Foods to eliminate from the diet (very high in purines):
• Yeast (used in beer and bread)
• Alcoholic beverages, particularly beer
Foods that are moderately high in purines, but may not raise the risk of gout:
• Asparagus, cauliflower, mushrooms, peas, spinach
• Whole-grain breads and cereals
• Chicken, duck, ham, and turkey
• Kidney and lima beans
Foods that are safe to eat (low in purines):
• Green vegetables and tomatoes
• Fruits and fruit juices
• Breads and cereals that are not whole-grain
• Butter, buttermilk, cheese, and eggs
• Chocolate and cocoa
• Coffee, tea, and carbonated beverages
• Peanut butter and nuts
Dairy products that may lower the risk of gout:
• Low-fat or skim milk
• Low-fat yogurt
Patients with gout need to reduce their intake of meat and seafood, as well as beer.

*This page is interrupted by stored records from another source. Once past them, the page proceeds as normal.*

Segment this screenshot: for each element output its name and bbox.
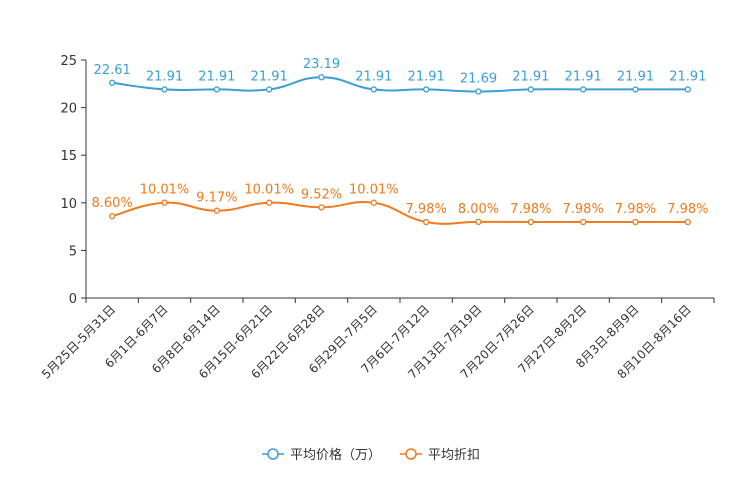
data-point[interactable]	[684, 86, 691, 93]
data-point[interactable]	[632, 86, 639, 93]
data-label: 7.98%	[510, 202, 551, 217]
data-label: 7.98%	[563, 202, 604, 217]
data-point[interactable]	[370, 86, 377, 93]
data-point[interactable]	[213, 207, 220, 214]
data-point[interactable]	[161, 199, 168, 206]
data-label: 10.01%	[244, 183, 294, 198]
axes: 05101520255月25日-5月31日6月1日-6月7日6月8日-6月14日…	[39, 54, 715, 382]
data-label: 22.61	[94, 63, 131, 78]
data-label: 9.17%	[196, 191, 237, 206]
data-point[interactable]	[370, 199, 377, 206]
data-label: 21.91	[408, 69, 445, 84]
data-label: 7.98%	[667, 202, 708, 217]
data-label: 8.60%	[92, 196, 133, 211]
data-point[interactable]	[109, 79, 116, 86]
data-point[interactable]	[266, 199, 273, 206]
data-point[interactable]	[632, 218, 639, 226]
data-label: 7.98%	[406, 202, 447, 217]
series-line	[112, 76, 688, 93]
series-line	[111, 200, 688, 225]
series-layer: 22.61 21.91 21.91 21.91 23.19 21.91 21.91 21.69…	[92, 57, 708, 226]
legend-marker-icon	[405, 448, 417, 460]
data-label: 21.69	[460, 72, 497, 87]
y-tick-label: 20	[60, 102, 77, 117]
legend-label: 平均价格（万）	[290, 447, 381, 463]
data-label: 21.91	[355, 69, 392, 84]
data-label: 8.00%	[458, 202, 499, 217]
data-point[interactable]	[109, 212, 116, 220]
data-point[interactable]	[527, 218, 534, 226]
legend-marker-icon	[267, 448, 279, 460]
y-tick-label: 10	[60, 197, 77, 212]
data-point[interactable]	[423, 218, 430, 226]
data-label: 21.91	[669, 69, 706, 84]
data-label: 10.01%	[140, 183, 190, 198]
legend-label: 平均折扣	[428, 448, 480, 463]
legend[interactable]: 平均价格（万） 平均折扣	[262, 447, 480, 463]
legend-item-2[interactable]: 平均折扣	[400, 448, 480, 463]
data-label: 23.19	[303, 57, 340, 72]
data-point[interactable]	[423, 86, 430, 93]
data-label: 21.91	[512, 69, 549, 84]
data-point[interactable]	[266, 86, 273, 93]
data-point[interactable]	[318, 74, 325, 81]
data-label: 21.91	[617, 69, 654, 84]
data-point[interactable]	[684, 218, 691, 226]
data-label: 21.91	[198, 69, 235, 84]
data-point[interactable]	[318, 204, 325, 211]
y-tick-label: 5	[69, 244, 77, 259]
data-label: 21.91	[565, 69, 602, 84]
data-label: 10.01%	[349, 183, 399, 198]
data-point[interactable]	[475, 218, 482, 225]
series-2: 8.60% 10.01% 9.17% 10.01% 9.52% 10.01% 7.98% 8.…	[92, 183, 708, 226]
data-point[interactable]	[580, 86, 587, 93]
y-tick-label: 0	[69, 292, 77, 307]
data-point[interactable]	[161, 86, 168, 93]
data-label: 7.98%	[615, 202, 656, 217]
series-1: 22.61 21.91 21.91 21.91 23.19 21.91 21.91 21.69…	[94, 57, 706, 95]
data-point[interactable]	[527, 86, 534, 93]
data-label: 21.91	[251, 69, 288, 84]
data-point[interactable]	[475, 88, 482, 95]
y-tick-label: 25	[60, 54, 77, 69]
data-label: 9.52%	[301, 187, 342, 202]
legend-item-1[interactable]: 平均价格（万）	[262, 447, 381, 463]
x-tick-label: 5月25日-5月31日	[39, 302, 118, 381]
data-point[interactable]	[213, 86, 220, 93]
data-point[interactable]	[580, 218, 587, 226]
data-label: 21.91	[146, 69, 183, 84]
y-tick-label: 15	[60, 149, 77, 164]
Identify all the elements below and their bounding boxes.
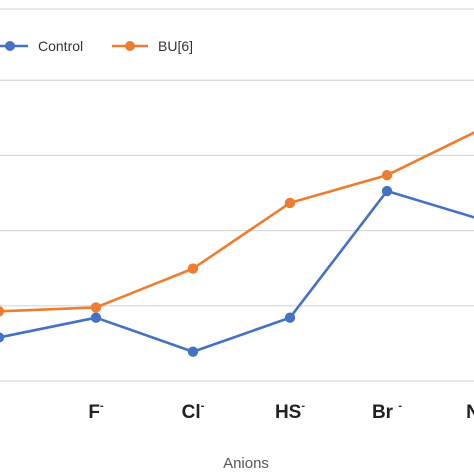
data-point (90, 302, 102, 313)
x-tick-label: Br - (372, 400, 402, 423)
legend-label: Control (38, 38, 83, 54)
x-tick-label: Cl- (182, 400, 205, 423)
x-axis-title: Anions (223, 455, 269, 472)
legend: Control BU[6] (0, 38, 193, 54)
data-point (187, 263, 199, 274)
data-point (381, 170, 393, 181)
gridlines (0, 8, 474, 382)
x-tick-label: HS- (275, 400, 305, 423)
data-point (381, 185, 393, 197)
legend-item: BU[6] (112, 38, 193, 54)
series-lines (0, 131, 474, 354)
series-line-1 (0, 189, 474, 354)
data-point (284, 312, 296, 323)
data-point (284, 197, 296, 209)
legend-marker (125, 41, 135, 51)
x-tick-labels: F- Cl- HS- Br - NO3- (88, 400, 474, 427)
data-point (0, 306, 5, 317)
series-line-2 (0, 131, 474, 313)
x-tick-label: F- (88, 400, 104, 423)
series-markers (0, 170, 393, 357)
legend-item: Control (0, 38, 83, 54)
legend-label: BU[6] (158, 38, 193, 54)
data-point (0, 332, 5, 343)
x-tick-label: NO3- (466, 400, 474, 427)
data-point (90, 312, 102, 323)
data-point (187, 346, 199, 357)
legend-marker (5, 41, 15, 51)
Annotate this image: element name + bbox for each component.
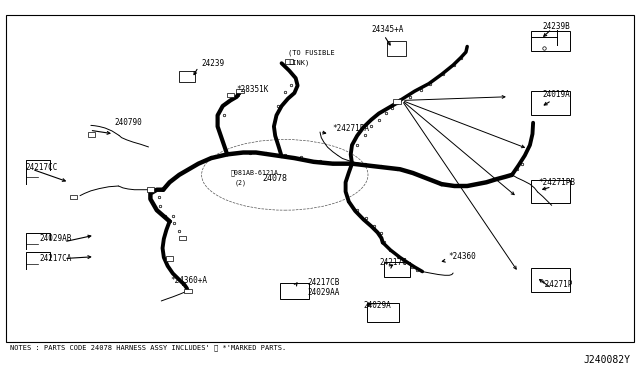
Bar bbox=[393, 99, 401, 104]
Text: 24217C: 24217C bbox=[380, 258, 408, 267]
Text: *24271P: *24271P bbox=[541, 280, 573, 289]
Text: 24019A: 24019A bbox=[543, 90, 571, 99]
Bar bbox=[70, 195, 77, 199]
Text: 24078: 24078 bbox=[262, 174, 288, 183]
Text: 24029A: 24029A bbox=[364, 301, 392, 310]
Bar bbox=[531, 91, 570, 115]
Bar bbox=[147, 187, 154, 192]
Bar bbox=[166, 256, 173, 261]
Bar bbox=[179, 71, 195, 82]
Text: (TO FUSIBLE: (TO FUSIBLE bbox=[288, 49, 335, 56]
Text: ①081AB-6121A: ①081AB-6121A bbox=[230, 170, 278, 176]
Bar bbox=[236, 89, 244, 93]
Bar bbox=[531, 268, 570, 292]
Text: 24345+A: 24345+A bbox=[371, 25, 403, 34]
Bar bbox=[367, 303, 399, 322]
Bar bbox=[531, 31, 570, 51]
Text: J240082Y: J240082Y bbox=[584, 355, 630, 365]
Bar bbox=[179, 236, 186, 240]
Bar bbox=[384, 262, 410, 277]
Text: NOTES : PARTS CODE 24078 HARNESS ASSY INCLUDES' ① *'MARKED PARTS.: NOTES : PARTS CODE 24078 HARNESS ASSY IN… bbox=[10, 344, 286, 351]
Text: 240790: 240790 bbox=[114, 118, 142, 127]
Text: *24360: *24360 bbox=[448, 252, 476, 261]
Text: 24239B: 24239B bbox=[543, 22, 571, 31]
Text: 24217CB: 24217CB bbox=[307, 278, 340, 287]
Text: *24360+A: *24360+A bbox=[170, 276, 207, 285]
Text: 24029AA: 24029AA bbox=[307, 288, 340, 297]
Bar bbox=[184, 289, 192, 293]
Text: 24217CA: 24217CA bbox=[40, 254, 72, 263]
Bar bbox=[531, 180, 570, 203]
Bar bbox=[227, 93, 234, 97]
Text: LINK): LINK) bbox=[288, 60, 309, 67]
Text: *24271PA: *24271PA bbox=[333, 124, 370, 133]
Text: (2): (2) bbox=[235, 179, 247, 186]
Bar bbox=[285, 59, 293, 64]
Bar bbox=[280, 283, 309, 299]
Text: *28351K: *28351K bbox=[237, 85, 269, 94]
Bar bbox=[387, 41, 406, 56]
Text: 24239: 24239 bbox=[202, 59, 225, 68]
Text: 24217CC: 24217CC bbox=[26, 163, 58, 172]
Text: 24029AB: 24029AB bbox=[40, 234, 72, 243]
Bar bbox=[88, 132, 95, 137]
Text: *24271PB: *24271PB bbox=[538, 178, 575, 187]
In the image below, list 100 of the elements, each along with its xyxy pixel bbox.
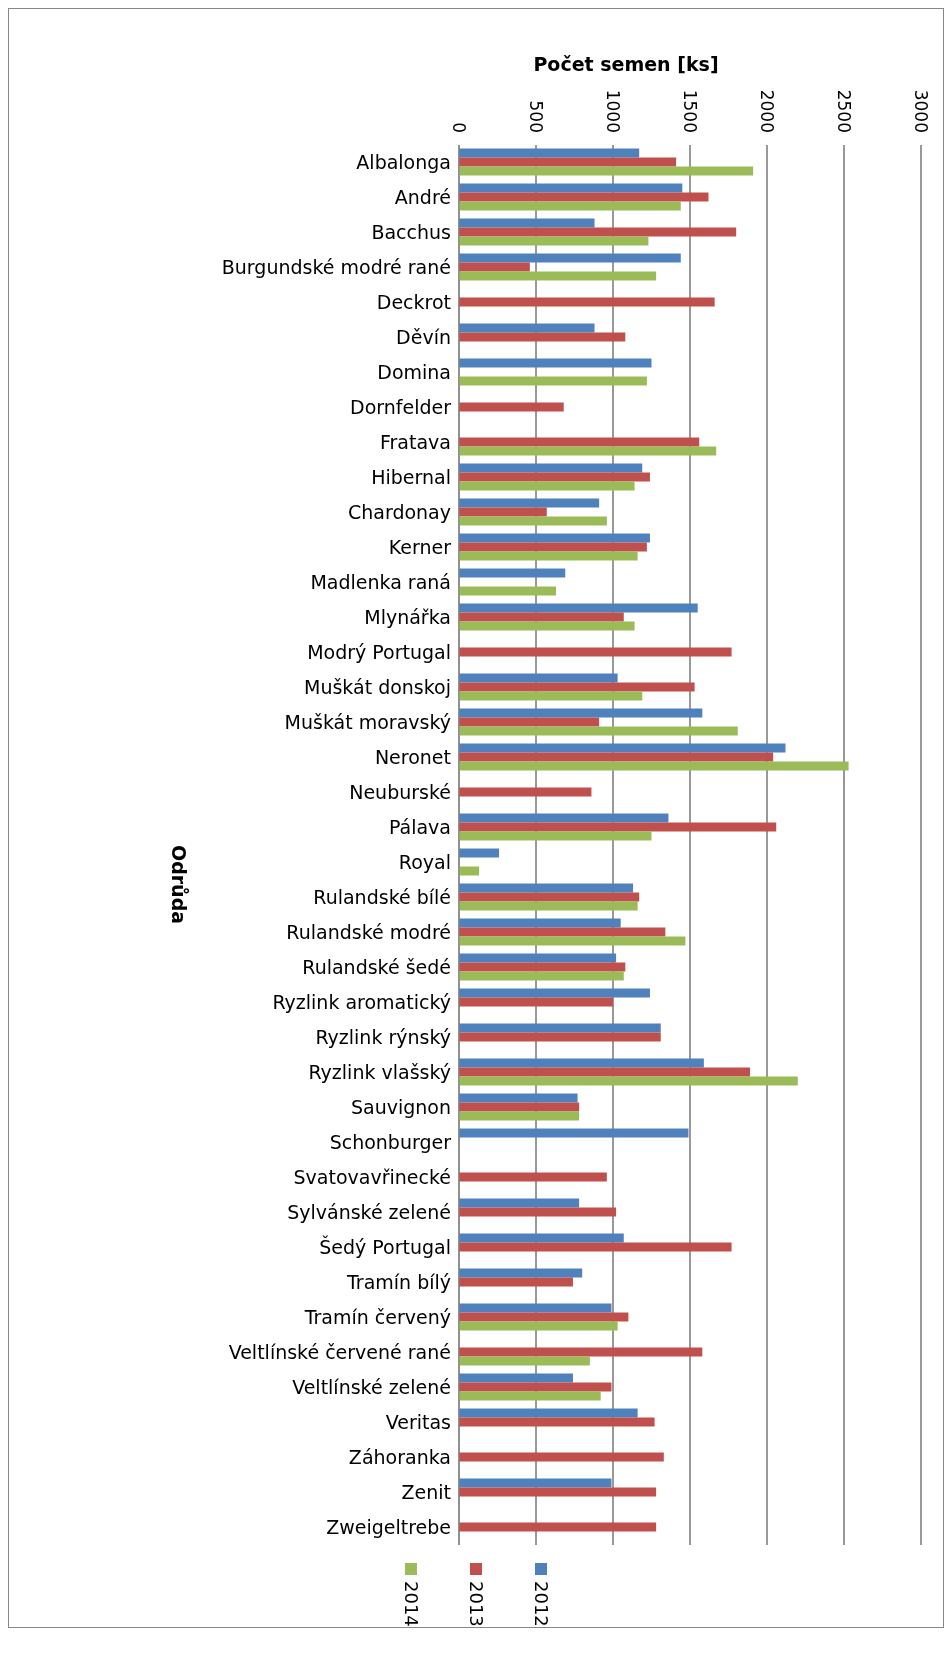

Changing diet may help lower the risk of having future attacks of gout. Physicians recommend that overweight people who have gout lose weight if they are overweight or obese.
1. Choi HK, et al. (2004). Purine-rich foods, dairy and protein intake, and the risk of gout in men. New England Journal of Medicine, 350(11): 1093–1103.
2. Choi HK, et al. (2004). Alcohol intake and risk of incident gout in men: A prospective study. Lancet, 363(9417): 1277–1281.
3. Wortmann RL, Kelley WN (2001). Gout and hyperuricemia. In S Ruddy et al., eds., Kelley's Textbook of Rheumatology, 6th ed., pp. 1339–1376. Philadelphia: W.B. Saunders.